I built the system before I built the screens. A tight palette, a typographic scale, and a token layer meant every screen I shipped after that was a recombination — not a one-off.
3.1 Design System Foundation
The system is inspired by Notion's clean aesthetic, paired with a warm coral accent. Neutral whites, soft grays, and a dark ink color carry the weight; coral does the signaling.
3.2 Figma Variables for easy scaling
I built a Variables collection with semantically named tokens so the team can change the brand color globally with a single update instead of editing more than a hundred instances.
25 color tokens · 9 spacing tokens · 6 radius tokens. Naming is semantic, not literal — so swapping coral for any future brand color is a one-line change.
3.3 Screen by screen
I designed eight screens — four desktop, four mobile — each owning one moment in the user journey.
Four principles that shaped every screen.
One primary action per screen
Every view has a single focal point. The dashboard centers on the table; onboarding centers on connecting an inbox. This removes decision fatigue and keeps users moving forward.
Coral as the brand signal
Coral is reserved for CTAs, accent headlines, status indicators, and focus states. Restraint is what makes it readable as a brand.
Professional but warm typography
Inter with generous tracking and no all-caps headlines keeps the product premium without feeling cold or corporate.
Trust through transparency
The Email Sync screen shows exactly what the system detected — logo, role, status, email preview. Users approve what gets tracked, which builds confidence in automation.
A page that earns the click.
The marketing site leads with the pain point, walks through three plain-English steps, and lands on a coral-saturated CTA. Every section was rebuilt at least once after a structured critique pass.
What changed between v1 and v2.
The first landing page draft was functional but noisy. A second pass tightened the hierarchy, the copy, and the color story.
Before- Headlines split awkwardly mid-phrase.
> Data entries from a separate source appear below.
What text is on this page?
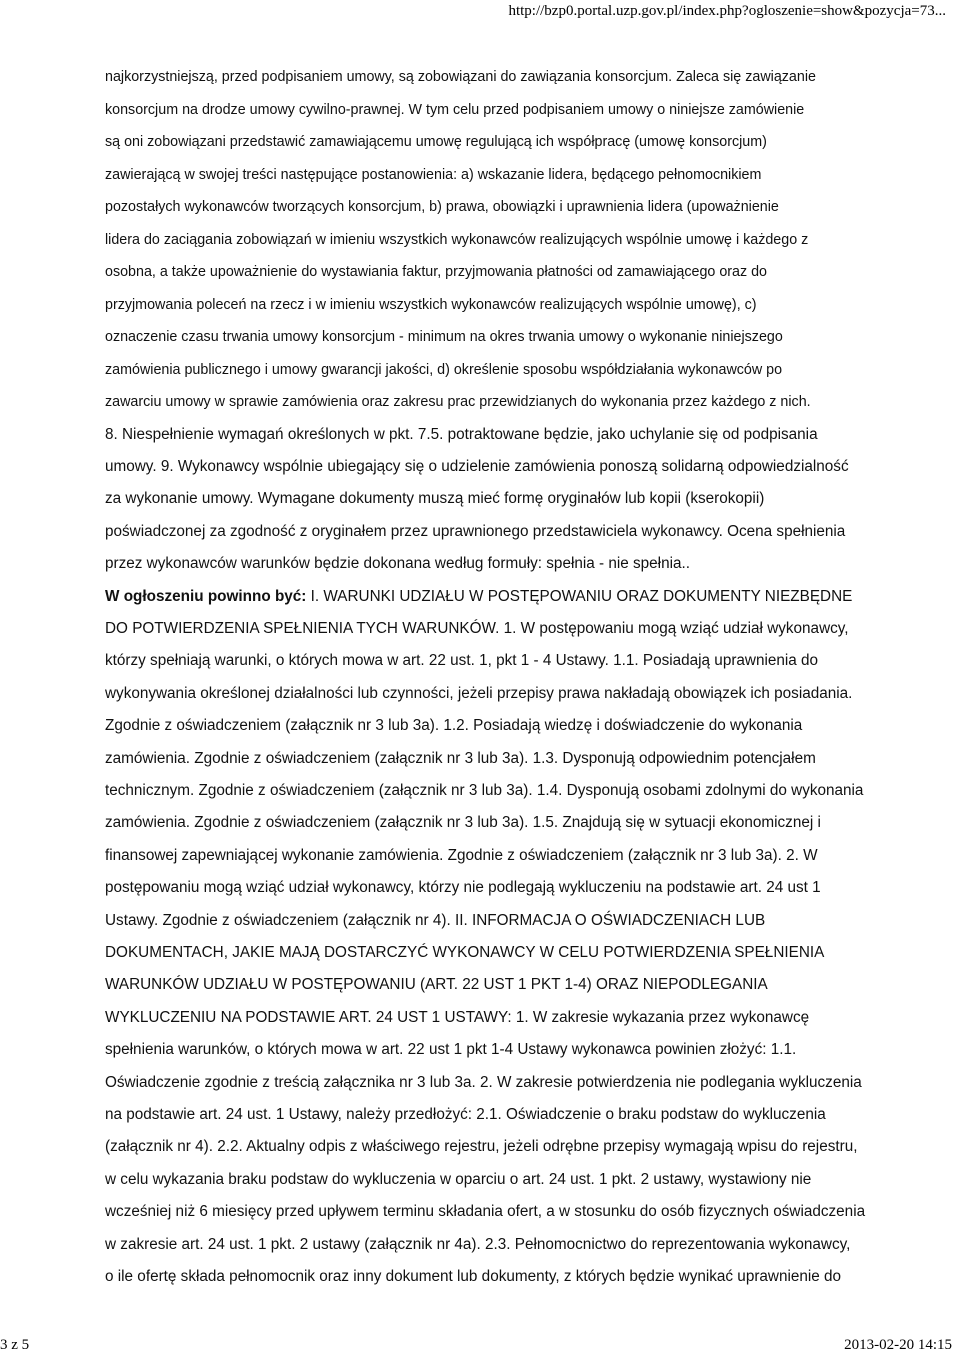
http://bzp0.portal.uzp.gov.pl/index.php?ogloszenie=show&pozycja=73...
najkorzystniejszą, przed podpisaniem umowy, są zobowiązani do zawiązania konsorcjum. Zaleca się zawiązanie
konsorcjum na drodze umowy cywilno-prawnej. W tym celu przed podpisaniem umowy o niniejsze zamówienie
są oni zobowiązani przedstawić zamawiającemu umowę regulującą ich współpracę (umowę konsorcjum)
zawierającą w swojej treści następujące postanowienia: a) wskazanie lidera, będącego pełnomocnikiem
pozostałych wykonawców tworzących konsorcjum, b) prawa, obowiązki i uprawnienia lidera (upoważnienie
lidera do zaciągania zobowiązań w imieniu wszystkich wykonawców realizujących wspólnie umowę i każdego z
osobna, a także upoważnienie do wystawiania faktur, przyjmowania płatności od zamawiającego oraz do
przyjmowania poleceń na rzecz i w imieniu wszystkich wykonawców realizujących wspólnie umowę), c)
oznaczenie czasu trwania umowy konsorcjum - minimum na okres trwania umowy o wykonanie niniejszego
zamówienia publicznego i umowy gwarancji jakości, d) określenie sposobu współdziałania wykonawców po
zawarciu umowy w sprawie zamówienia oraz zakresu prac przewidzianych do wykonania przez każdego z nich.
8. Niespełnienie wymagań określonych w pkt. 7.5. potraktowane będzie, jako uchylanie się od podpisania
umowy. 9. Wykonawcy wspólnie ubiegający się o udzielenie zamówienia ponoszą solidarną odpowiedzialność
za wykonanie umowy. Wymagane dokumenty muszą mieć formę oryginałów lub kopii (kserokopii)
poświadczonej za zgodność z oryginałem przez uprawnionego przedstawiciela wykonawcy. Ocena spełnienia
przez wykonawców warunków będzie dokonana według formuły: spełnia - nie spełnia..
W ogłoszeniu powinno być: I. WARUNKI UDZIAŁU W POSTĘPOWANIU ORAZ DOKUMENTY NIEZBĘDNE
DO POTWIERDZENIA SPEŁNIENIA TYCH WARUNKÓW. 1. W postępowaniu mogą wziąć udział wykonawcy,
którzy spełniają warunki, o których mowa w art. 22 ust. 1, pkt 1 - 4 Ustawy. 1.1. Posiadają uprawnienia do
wykonywania określonej działalności lub czynności, jeżeli przepisy prawa nakładają obowiązek ich posiadania.
Zgodnie z oświadczeniem (załącznik nr 3 lub 3a). 1.2. Posiadają wiedzę i doświadczenie do wykonania
zamówienia. Zgodnie z oświadczeniem (załącznik nr 3 lub 3a). 1.3. Dysponują odpowiednim potencjałem
technicznym. Zgodnie z oświadczeniem (załącznik nr 3 lub 3a). 1.4. Dysponują osobami zdolnymi do wykonania
zamówienia. Zgodnie z oświadczeniem (załącznik nr 3 lub 3a). 1.5. Znajdują się w sytuacji ekonomicznej i
finansowej zapewniającej wykonanie zamówienia. Zgodnie z oświadczeniem (załącznik nr 3 lub 3a). 2. W
postępowaniu mogą wziąć udział wykonawcy, którzy nie podlegają wykluczeniu na podstawie art. 24 ust 1
Ustawy. Zgodnie z oświadczeniem (załącznik nr 4). II. INFORMACJA O OŚWIADCZENIACH LUB
DOKUMENTACH, JAKIE MAJĄ DOSTARCZYĆ WYKONAWCY W CELU POTWIERDZENIA SPEŁNIENIA
WARUNKÓW UDZIAŁU W POSTĘPOWANIU (ART. 22 UST 1 PKT 1-4) ORAZ NIEPODLEGANIA
WYKLUCZENIU NA PODSTAWIE ART. 24 UST 1 USTAWY: 1. W zakresie wykazania przez wykonawcę
spełnienia warunków, o których mowa w art. 22 ust 1 pkt 1-4 Ustawy wykonawca powinien złożyć: 1.1.
Oświadczenie zgodnie z treścią załącznika nr 3 lub 3a. 2. W zakresie potwierdzenia nie podlegania wykluczenia
na podstawie art. 24 ust. 1 Ustawy, należy przedłożyć: 2.1. Oświadczenie o braku podstaw do wykluczenia
(załącznik nr 4). 2.2. Aktualny odpis z właściwego rejestru, jeżeli odrębne przepisy wymagają wpisu do rejestru,
w celu wykazania braku podstaw do wykluczenia w oparciu o art. 24 ust. 1 pkt. 2 ustawy, wystawiony nie
wcześniej niż 6 miesięcy przed upływem terminu składania ofert, a w stosunku do osób fizycznych oświadczenia
w zakresie art. 24 ust. 1 pkt. 2 ustawy (załącznik nr 4a). 2.3. Pełnomocnictwo do reprezentowania wykonawcy,
o ile ofertę składa pełnomocnik oraz inny dokument lub dokumenty, z których będzie wynikać uprawnienie do
3 z 5	2013-02-20 14:15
- Stats used four different colors.
- Feature cards all white — no rhythm.
- Copy was generic and undifferentiated.
- Section spacing felt arbitrary.
After- Headlines break by meaning, with coral accents.
- All stats unified in coral for brand consistency.
- Alternating white and coral-tint cards create rhythm.
- Copy refined: "Everything you need to own your job search."
- Consistent 96 px gaps between sections throughout.
Designed in Figma, built alongside code.
I treat design and engineering as one continuous workflow. Figma owns the source of truth for the visual system; Claude Code and GitHub are how I prototype, version, and hand off without losing context.
Figma
Source of truth for every screen, component, and variable. I lean on Figma's Variables and Auto Layout to keep the system flexible and the file fast.
Claude Code
I use Claude Code to translate Figma sections into working HTML and CSS, scaffold prototypes, and pressure-test interaction logic before it goes back into the design file.
GitHub
Every code-side artifact lives in GitHub — landing-page prototypes, token exports, and handoff docs. Commits make it trivial to roll back a bad idea or branch off a good one.
A system that compounds.
The biggest win wasn't a single screen — it was building infrastructure that makes the next ten screens cheap. The team can now swap brand colors globally in seconds, A/B test layouts without rebuilds, and hand off to engineers with confidence.
What I'd carry into the next project.
Design variables are a force multiplier.
Semantic naming up front makes every brand evolution cheaper and faster.
Visual consistency comes from constraints, not restrictions.
A tight palette and small type scale remove small decisions so meaningful ones get more attention.
Copy is designed.
The biggest landing page improvement came from rewriting one headline.
Transparency builds trust.
Showing users what the system detected and letting them approve it turns automation from scary to useful.

Nextstep is a system, not a screen.
The project reinforces a core principle I keep coming back to: constraints enable creativity. A tight palette, a clear grid, and a semantic token layer don't slow design down — they let the work move faster, stay coherent, and survive the next round of changes intact.